The report, named Part One: Persistent Low Earning, the first in the From Payslip to Pension: Life Course Impacts on Retirement Saving Among Low Earners series, said the issue isn’t simply about income level but instead pointed lack of pension infrastructure and support available to the self-employed.
Citing data from the Department for Work and Pensions' (DWP) 2023/24 Family Resources Survey, the PPI highlighted that fewer than one in five (19 per cent) self-employed individuals with low-to-moderate earnings contributed to a pension, compared with 79 per cent of similarly earning non self-employed employees.
Additionally, the report also showed that single people are generally identified as facing greater pension challenges in retirement than those with partners.
This is due to several factors, including single people being unable to share living costs in the same way that couples can, and state pension entitlement in retirement is calculated on a purely individual basis. The PPI noted that this means that couples can receive two full state pensions despite not having double the living costs of a single person.
The report also highlighted that pension savings for young people could bring positives and negatives.

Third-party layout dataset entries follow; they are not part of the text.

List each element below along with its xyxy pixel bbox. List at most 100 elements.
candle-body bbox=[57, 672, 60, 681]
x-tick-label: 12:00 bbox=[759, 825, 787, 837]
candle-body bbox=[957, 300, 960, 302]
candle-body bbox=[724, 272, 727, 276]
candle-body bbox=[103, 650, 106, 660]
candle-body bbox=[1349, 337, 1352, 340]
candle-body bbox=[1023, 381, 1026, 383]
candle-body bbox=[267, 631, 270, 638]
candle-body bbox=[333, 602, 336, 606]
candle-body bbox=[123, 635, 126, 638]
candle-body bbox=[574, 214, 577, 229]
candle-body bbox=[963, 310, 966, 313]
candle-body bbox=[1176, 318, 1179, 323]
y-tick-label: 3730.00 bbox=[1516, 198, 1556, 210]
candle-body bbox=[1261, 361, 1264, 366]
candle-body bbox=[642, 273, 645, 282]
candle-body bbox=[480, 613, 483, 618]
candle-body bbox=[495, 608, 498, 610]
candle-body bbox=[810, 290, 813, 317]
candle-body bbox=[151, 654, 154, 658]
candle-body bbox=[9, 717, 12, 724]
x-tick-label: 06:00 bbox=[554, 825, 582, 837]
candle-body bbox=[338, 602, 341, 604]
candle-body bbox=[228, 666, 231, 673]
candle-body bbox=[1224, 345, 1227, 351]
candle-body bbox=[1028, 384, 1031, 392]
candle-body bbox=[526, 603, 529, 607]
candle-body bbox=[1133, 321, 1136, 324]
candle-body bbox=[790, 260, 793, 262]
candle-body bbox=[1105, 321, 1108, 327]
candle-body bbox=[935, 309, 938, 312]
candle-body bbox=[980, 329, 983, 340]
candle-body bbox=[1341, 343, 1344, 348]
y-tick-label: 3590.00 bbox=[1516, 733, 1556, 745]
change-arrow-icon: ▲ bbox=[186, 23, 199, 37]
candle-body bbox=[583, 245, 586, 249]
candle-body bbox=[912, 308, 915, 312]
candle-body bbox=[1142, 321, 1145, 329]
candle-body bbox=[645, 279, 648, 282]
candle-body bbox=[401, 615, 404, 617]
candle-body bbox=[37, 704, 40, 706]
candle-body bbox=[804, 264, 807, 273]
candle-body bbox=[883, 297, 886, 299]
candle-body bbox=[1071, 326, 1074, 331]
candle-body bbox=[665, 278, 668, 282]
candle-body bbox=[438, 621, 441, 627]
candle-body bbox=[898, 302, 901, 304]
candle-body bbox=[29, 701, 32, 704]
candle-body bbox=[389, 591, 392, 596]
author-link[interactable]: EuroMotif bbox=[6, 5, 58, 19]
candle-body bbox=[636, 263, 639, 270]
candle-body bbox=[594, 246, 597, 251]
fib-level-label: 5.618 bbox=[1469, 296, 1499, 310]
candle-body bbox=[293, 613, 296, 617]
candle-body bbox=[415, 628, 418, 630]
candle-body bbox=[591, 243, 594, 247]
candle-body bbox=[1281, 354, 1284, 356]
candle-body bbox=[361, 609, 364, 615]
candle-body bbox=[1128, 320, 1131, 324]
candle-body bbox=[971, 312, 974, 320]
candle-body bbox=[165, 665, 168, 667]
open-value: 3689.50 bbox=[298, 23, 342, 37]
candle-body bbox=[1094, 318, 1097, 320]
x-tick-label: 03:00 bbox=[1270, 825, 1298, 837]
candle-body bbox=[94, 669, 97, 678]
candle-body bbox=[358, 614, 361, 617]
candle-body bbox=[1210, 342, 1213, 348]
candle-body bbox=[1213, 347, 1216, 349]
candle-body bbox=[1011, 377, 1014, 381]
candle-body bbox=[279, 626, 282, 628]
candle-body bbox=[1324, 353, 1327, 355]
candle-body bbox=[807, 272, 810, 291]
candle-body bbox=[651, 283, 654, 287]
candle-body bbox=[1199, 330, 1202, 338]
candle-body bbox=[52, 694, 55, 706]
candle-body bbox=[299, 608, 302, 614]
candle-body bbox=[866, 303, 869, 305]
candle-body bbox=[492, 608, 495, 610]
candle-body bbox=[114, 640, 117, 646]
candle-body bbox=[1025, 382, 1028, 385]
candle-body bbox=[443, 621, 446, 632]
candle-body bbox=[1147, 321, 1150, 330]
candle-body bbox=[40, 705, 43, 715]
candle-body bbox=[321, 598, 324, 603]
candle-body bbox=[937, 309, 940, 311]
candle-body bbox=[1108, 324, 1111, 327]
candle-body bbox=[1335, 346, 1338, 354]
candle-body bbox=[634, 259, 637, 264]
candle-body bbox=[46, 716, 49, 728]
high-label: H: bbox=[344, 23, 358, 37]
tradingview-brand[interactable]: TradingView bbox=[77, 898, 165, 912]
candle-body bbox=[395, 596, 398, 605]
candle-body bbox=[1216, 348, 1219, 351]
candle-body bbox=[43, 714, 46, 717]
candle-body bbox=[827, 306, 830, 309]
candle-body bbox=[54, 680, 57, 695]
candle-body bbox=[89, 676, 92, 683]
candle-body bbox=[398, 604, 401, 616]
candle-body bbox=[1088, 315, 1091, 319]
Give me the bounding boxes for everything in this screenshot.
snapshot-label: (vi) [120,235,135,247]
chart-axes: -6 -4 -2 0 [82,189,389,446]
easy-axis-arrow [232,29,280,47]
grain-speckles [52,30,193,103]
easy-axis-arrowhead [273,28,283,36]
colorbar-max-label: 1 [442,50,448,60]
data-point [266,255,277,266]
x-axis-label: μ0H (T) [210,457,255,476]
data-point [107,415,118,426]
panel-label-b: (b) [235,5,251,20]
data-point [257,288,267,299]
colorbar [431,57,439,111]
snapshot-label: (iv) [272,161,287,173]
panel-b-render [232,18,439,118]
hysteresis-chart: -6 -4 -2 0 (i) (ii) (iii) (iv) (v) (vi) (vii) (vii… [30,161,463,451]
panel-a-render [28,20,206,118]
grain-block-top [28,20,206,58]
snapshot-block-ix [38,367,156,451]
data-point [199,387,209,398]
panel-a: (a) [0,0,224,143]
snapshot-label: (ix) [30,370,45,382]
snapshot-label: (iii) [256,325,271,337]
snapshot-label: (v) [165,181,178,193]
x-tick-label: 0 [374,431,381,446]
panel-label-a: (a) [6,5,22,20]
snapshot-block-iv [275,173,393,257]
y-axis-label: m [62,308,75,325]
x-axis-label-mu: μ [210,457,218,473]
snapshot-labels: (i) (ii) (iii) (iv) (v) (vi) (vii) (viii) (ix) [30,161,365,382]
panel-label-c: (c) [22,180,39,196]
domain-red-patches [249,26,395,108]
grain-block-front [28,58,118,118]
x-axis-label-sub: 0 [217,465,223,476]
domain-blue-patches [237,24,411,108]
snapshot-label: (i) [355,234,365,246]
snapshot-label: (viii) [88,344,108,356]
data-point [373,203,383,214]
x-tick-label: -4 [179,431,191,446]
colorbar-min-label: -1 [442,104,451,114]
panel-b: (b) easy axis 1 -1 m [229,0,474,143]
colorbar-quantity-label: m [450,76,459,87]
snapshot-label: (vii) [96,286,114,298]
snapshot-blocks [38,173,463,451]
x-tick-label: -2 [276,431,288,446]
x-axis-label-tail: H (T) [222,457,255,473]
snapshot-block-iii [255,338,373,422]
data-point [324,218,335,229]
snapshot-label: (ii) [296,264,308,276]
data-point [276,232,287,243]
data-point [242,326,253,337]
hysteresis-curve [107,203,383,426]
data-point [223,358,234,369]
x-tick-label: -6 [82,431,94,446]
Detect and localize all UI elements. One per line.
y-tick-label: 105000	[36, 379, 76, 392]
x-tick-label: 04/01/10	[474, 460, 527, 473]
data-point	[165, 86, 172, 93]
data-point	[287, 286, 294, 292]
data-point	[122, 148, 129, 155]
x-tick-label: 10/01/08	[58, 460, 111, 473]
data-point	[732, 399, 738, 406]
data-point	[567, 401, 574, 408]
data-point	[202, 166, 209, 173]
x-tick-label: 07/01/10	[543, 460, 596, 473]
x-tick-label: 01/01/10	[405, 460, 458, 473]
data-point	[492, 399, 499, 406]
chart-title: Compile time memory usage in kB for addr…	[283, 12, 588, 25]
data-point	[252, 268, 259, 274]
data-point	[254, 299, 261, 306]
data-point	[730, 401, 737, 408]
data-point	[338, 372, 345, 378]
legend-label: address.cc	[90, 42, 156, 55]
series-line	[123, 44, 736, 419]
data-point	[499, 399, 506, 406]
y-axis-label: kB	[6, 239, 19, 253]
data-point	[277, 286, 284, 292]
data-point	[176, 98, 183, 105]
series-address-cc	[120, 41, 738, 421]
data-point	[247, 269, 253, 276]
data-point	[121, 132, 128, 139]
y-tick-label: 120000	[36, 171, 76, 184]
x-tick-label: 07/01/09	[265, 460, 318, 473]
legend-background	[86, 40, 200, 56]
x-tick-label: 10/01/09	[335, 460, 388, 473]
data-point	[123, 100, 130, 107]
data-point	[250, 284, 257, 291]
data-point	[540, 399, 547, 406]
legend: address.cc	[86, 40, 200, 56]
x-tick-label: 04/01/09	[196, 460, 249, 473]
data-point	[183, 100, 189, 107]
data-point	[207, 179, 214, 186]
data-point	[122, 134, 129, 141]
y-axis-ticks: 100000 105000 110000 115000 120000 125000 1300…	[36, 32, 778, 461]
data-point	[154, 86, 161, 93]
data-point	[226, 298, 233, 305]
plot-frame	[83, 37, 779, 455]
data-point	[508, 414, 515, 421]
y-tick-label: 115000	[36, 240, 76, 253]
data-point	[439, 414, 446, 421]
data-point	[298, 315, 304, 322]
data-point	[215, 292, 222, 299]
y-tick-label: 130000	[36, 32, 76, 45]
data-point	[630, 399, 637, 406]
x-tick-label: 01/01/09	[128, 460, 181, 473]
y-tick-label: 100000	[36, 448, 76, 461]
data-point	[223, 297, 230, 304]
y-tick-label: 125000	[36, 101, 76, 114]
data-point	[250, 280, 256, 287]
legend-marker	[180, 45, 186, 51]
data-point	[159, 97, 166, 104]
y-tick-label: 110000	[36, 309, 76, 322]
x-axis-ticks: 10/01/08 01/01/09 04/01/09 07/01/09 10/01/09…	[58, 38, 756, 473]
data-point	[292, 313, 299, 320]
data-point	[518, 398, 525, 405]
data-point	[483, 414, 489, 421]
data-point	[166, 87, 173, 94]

Indeed, pension saving would allow this group to make the most of long-term investment returns and build a saving habit, but if they are at risk of persistent low earnings or financial instability, pension saving may be inappropriate for them.
The report found that young people are particularly likely to be low earners, with 37 per cent of women and 28 per cent of men being low earners at 22.
However, the PPI said young low earners are an “especially interesting” group from a pension policy perspective, as with the longest time until retirement, they could be most affected by policy decisions.
The report also identified gender differences when it comes to the link between low earnings and pensions, with men being the most likely to be low earners at the beginning and end of working life.
In addition to this, low-earning men near retirement also have a higher rate of self-employment than low-earning women near retirement.
The PPI highlighted that low earners are a poorly understood societal group due to being highly diverse, with varying reasons for low income and differing levels of financial security, making it difficult to design a one-size-fits-all policy.
It said that this is especially challenging in pensions, where automatic enrolment, which drives most workplace pension participation, relies on earnings-based thresholds, such as the trigger income and lower earnings limit.
Given this, the PPI argued that policy makers must balance needlessly excluding people from workplace pension saving and guiding other people in vulnerable financial positions into making payments towards a pension.
The report also emphasised that persistent and transient low earners have different needs, both during working life and in retirement.
In light of this, the PPI urged policymakers to be “mindful” of the wide range of circumstances within the low-earning population when designing pensions policy.
The series of papers will continue until the summer of 2026 and will feature five themed individual reports.
These reports will examine how low-income earners engage with workplace pension savings and seek to pinpoint possible interventions, as well as assess their effects both prior to and following retirement.